I thought it neatly encapsulated some problems of machine learning I am finding, and also pointed to some possible features where this technology could be applied to generate more value.
The training problem and need for clean data
It took 23,000 photos to train the algorithm. Each had to be hand sorted to determine whether there was a cat, a cat with prey etc. etc.
This is like the oil and gas industry in that it needs a lot of clean training data that may not be available without a lot of manual input.
The Bayesian stats can work against you
The frequency of event-occurrence in this case is once every 10 days. The maker ran a trial for 5 weeks (so should have seen 3-4 instances in that trial, though in this case it’s stated as seven). There was one false positive and one false negative – giving an error rate which may be around 20% (though there are not enough samples to have a lot of confidence). If the algorithm continues to learn and say that the cat uses the flap 5 times a day on average. This means, in a year it will have 1,825 additional samples from which 35 will be positives of which 7 will be false and 1790 negatives of which 358 will be false-positives. Manual correction will be required 365 times (i.e. per day on average) and the learning rate will take about 12 years to duplicate the original training set. I don’t know, but I suspect there are diminishing returns on adding new data so how much smarter it will be in 12 years I’ve no idea.

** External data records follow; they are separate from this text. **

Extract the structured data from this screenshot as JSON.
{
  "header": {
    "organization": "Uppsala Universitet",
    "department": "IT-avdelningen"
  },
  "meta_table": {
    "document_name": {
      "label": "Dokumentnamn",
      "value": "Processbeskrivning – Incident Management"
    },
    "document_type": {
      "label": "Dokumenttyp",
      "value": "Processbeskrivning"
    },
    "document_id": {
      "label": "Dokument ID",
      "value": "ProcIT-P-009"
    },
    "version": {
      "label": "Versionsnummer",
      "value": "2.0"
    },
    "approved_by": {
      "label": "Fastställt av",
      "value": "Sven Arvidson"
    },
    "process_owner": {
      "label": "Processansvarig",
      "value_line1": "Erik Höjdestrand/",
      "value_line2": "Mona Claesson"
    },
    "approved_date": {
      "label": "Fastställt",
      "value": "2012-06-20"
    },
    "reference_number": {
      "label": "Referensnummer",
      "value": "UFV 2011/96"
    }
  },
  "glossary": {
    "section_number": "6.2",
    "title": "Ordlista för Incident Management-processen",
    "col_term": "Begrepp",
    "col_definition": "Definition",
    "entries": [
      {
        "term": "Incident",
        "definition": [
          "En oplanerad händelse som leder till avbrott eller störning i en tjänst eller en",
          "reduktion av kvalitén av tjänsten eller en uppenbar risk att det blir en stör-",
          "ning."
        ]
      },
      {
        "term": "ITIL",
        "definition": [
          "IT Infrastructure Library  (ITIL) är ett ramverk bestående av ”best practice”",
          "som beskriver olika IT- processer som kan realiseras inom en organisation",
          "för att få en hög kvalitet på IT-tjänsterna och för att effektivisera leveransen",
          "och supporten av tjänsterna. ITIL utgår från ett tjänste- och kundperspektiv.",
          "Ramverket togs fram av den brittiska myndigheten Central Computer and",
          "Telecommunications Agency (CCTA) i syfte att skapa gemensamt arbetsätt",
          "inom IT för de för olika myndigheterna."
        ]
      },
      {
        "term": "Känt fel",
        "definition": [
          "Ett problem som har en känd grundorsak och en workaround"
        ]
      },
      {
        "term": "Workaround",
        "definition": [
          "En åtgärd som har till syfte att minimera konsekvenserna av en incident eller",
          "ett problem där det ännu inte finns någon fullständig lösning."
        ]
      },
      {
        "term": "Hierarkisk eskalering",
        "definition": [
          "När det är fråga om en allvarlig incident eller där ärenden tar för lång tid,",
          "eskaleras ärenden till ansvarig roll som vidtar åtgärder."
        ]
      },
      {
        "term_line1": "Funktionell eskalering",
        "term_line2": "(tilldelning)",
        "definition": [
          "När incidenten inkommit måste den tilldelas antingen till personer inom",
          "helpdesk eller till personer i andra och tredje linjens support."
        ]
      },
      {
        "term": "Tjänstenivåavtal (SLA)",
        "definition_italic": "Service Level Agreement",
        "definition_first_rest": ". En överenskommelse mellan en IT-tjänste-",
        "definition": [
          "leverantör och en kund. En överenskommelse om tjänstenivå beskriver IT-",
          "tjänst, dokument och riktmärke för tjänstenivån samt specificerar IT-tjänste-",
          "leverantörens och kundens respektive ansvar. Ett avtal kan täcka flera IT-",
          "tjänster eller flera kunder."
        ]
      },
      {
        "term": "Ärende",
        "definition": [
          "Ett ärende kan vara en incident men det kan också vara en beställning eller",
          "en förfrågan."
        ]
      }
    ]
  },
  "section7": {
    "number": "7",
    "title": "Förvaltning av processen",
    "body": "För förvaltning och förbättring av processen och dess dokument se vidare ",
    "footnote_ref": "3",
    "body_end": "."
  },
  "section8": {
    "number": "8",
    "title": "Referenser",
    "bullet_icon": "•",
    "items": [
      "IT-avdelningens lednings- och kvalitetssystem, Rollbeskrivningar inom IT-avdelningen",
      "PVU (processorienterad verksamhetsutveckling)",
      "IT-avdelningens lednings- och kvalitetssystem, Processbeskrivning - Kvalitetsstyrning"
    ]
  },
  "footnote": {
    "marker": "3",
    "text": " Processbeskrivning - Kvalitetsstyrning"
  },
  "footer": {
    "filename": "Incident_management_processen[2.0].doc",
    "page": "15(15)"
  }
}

Disclaimer – a good statistician will know my maths above is not quite right, but the principle is.
Do you trust the alarm? Do you take notice?
So in this example, quite like oil and gas operations, the issue was getting hold of clean training data. The event being detected was comparatively rare meaning that a lot of false positives are likely. In the example above an “alarm” would have sounded 365 times and 28 occasions it would have been real. With the sparsity of events the this means that the algorithm will not learn very fast and I think the alarms will be ignored.
So where can the applications be better?
Parallel learning helps build better predictive models. if we had the same cat-flap for every cat, and every owner corrected the false signals and right algorithm could learn quickly and disseminate the results to all, this would speed the learning process. Self-driving cars are a good example of where this is possible, and google-search is great example of the power of parallel experience.
Products and services impossible for a human
Situations where there is so much data that manual processing is impossible. Here I don’t mean that you can collect so much data on a manual operation that is ongoing that you cannot analyse all the extra information. What I do mean is that there is intrinsically so much information it would be impossible to analyse by hand and never has been. So an ML approach is the only one possible. For instance looking at real-time changes patterns in data networks.
Simple situations where it’s expensive and boring for a human
Automated first-line help systems, call screening, password resetting etc. These are all tasks where humans can do them, but they are simple tasks which are too boring for smart people to do, where automated help can often provide a better experience. And where “sorry I didn’t get that, did you say yes?” is only mildly irritating not the cause of major corporate loss.
There are places that machine learning will be revolutionary, but I suspect that much of ML will be either embedded to make normal tasks a bit easier – such as auto-spell checking, voice recognition etc. Or they will tackle classes of problem such as IT security, or on-line shopping behaviour where there is inherently a lot of fast-moving data and manual monitoring is simply not feasible nor fast enough to work.